Land conservation is one tool to prevent deforestation. Over the last 120 years, land trusts and government have conserved 9 million acres of New England forests. But an additional 24 million acres are still at risk. New tools to speed conservation are needed.
In addition to recognizing the threats of deforestation, the Paris Agreements recognize that forests are dynamic, and not isolated from climate. The U.S. Forest Service reports that “wildfires, insect infestations, pulses of erosion and flooding, and drought-induced tree mortality are all expected to increase during the 21st century.” These changes, partly resulting from changes in climate, will increase mortality of mature trees and reduce regeneration of some species. To maintain forests’ ability to store carbon, new management techniques are needed to be able to anticipate and plan for climate change impacts.

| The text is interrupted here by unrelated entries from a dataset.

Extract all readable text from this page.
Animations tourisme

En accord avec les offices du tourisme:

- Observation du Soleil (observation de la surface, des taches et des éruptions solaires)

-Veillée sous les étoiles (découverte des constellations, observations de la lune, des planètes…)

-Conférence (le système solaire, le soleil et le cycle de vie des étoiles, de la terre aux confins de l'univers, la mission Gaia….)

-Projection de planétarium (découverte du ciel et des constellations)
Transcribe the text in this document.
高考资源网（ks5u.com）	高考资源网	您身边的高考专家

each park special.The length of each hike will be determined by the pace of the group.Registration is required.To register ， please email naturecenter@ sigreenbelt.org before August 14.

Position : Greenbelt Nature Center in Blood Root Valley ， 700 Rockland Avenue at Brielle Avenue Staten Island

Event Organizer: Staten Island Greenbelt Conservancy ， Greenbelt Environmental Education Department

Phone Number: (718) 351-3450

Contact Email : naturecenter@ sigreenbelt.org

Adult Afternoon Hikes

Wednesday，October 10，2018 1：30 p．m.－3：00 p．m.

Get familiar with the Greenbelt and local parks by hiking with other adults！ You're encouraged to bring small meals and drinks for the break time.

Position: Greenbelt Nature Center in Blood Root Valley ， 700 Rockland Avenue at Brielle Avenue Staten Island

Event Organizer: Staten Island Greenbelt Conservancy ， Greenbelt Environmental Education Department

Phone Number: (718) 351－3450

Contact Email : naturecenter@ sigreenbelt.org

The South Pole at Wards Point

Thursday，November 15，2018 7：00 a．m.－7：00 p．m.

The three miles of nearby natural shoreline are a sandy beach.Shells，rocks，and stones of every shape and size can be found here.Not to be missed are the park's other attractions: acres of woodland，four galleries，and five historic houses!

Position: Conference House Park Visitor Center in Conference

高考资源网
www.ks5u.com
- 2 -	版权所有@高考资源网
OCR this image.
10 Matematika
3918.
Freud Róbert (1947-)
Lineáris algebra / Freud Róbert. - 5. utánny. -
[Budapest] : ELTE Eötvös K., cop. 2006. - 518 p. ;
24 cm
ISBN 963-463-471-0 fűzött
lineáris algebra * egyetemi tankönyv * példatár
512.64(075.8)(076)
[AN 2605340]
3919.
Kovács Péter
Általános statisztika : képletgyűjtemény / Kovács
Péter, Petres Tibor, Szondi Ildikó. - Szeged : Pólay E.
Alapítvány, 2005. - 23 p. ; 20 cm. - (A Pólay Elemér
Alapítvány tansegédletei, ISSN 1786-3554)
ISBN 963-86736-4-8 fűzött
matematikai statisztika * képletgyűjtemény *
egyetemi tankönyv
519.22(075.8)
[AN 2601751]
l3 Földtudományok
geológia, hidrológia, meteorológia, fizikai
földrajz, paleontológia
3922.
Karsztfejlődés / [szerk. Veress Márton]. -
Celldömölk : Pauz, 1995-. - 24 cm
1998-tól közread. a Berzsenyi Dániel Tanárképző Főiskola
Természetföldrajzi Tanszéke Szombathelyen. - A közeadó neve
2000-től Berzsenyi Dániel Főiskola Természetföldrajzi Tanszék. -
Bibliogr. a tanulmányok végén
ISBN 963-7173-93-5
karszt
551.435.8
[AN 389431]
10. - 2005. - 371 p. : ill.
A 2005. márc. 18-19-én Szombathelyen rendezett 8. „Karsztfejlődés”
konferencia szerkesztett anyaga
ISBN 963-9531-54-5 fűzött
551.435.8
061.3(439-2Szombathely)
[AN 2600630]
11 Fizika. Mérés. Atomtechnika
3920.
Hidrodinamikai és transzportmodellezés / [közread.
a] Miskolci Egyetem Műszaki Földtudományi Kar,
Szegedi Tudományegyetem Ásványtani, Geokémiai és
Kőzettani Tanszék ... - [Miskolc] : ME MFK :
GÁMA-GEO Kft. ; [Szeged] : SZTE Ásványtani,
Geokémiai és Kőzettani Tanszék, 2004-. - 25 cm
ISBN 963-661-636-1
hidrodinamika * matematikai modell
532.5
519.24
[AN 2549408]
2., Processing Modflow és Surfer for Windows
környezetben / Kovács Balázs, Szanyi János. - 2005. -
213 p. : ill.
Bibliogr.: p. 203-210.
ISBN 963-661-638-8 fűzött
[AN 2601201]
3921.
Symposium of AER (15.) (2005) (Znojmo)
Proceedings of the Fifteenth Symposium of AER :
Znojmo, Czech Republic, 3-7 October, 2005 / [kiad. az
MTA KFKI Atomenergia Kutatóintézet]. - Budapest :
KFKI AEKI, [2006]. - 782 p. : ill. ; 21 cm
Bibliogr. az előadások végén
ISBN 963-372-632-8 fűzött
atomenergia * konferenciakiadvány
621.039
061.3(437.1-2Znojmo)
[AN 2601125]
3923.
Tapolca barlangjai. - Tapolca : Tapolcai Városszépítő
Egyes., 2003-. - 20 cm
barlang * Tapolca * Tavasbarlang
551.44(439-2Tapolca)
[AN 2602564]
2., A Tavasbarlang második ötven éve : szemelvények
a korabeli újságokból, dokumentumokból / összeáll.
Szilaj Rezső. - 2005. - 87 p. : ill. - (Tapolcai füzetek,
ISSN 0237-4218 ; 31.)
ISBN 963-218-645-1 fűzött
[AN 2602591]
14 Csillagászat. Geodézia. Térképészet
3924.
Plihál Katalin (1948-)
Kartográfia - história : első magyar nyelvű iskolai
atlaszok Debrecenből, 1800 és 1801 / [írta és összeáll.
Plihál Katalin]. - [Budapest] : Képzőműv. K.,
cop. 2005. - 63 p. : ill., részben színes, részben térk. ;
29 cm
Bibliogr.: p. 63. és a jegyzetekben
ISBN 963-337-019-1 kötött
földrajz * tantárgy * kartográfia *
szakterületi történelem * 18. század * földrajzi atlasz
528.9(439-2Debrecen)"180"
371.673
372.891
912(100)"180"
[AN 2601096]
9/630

Finally, the Paris Agreements invite innovative solutions to reduce climate change. In the last five years, architects and engineers around the world have piloted techniques that use engineered wood in place of concrete and steel construction. Using wood saves unnecessary carbon emissions that are required to manufacture steel and concrete, both of which must be heated to more than 2,500 degrees Fahrenheit. By featuring solid wood walls, at times a foot or more thick, these new methods of construction also capture the carbon stored by trees. The carbon will remain trapped in the wood for decades.
NEFF is already at work to make sure New England forests benefit from the opportunities created by the Paris climate agreements. We are actively engaged in partnership efforts to create new conservation tools that will protect the most land possible for the least amount of charitable investment. As described in “Engaging Landowners in the MassConn Woods” on page 8 of this newsletter, NEFF is helping landowners access information on managing and conserving their forests. NEFF is also working with Manomet, a nonprofit dedicated to applying science to sustain our world, to test new forest management strategies for a changing climate at our Allen-Whitney Community Forest in Maine. Finally, NEFF’s Build It With Wood partnership (www.builditwithwood.org) aims to foster increased construction of wood buildings here in New England. As part of this effort, NEFF seeks to communicate the benefits of wood construction to the public and sustainability leaders.
The 196 world leaders who convened in Paris recognized the critical role of forests in maintaining a livable climate. With the Paris Agreements in place, now is the time for action to ensure the benefits of our global and local forests are here to stay.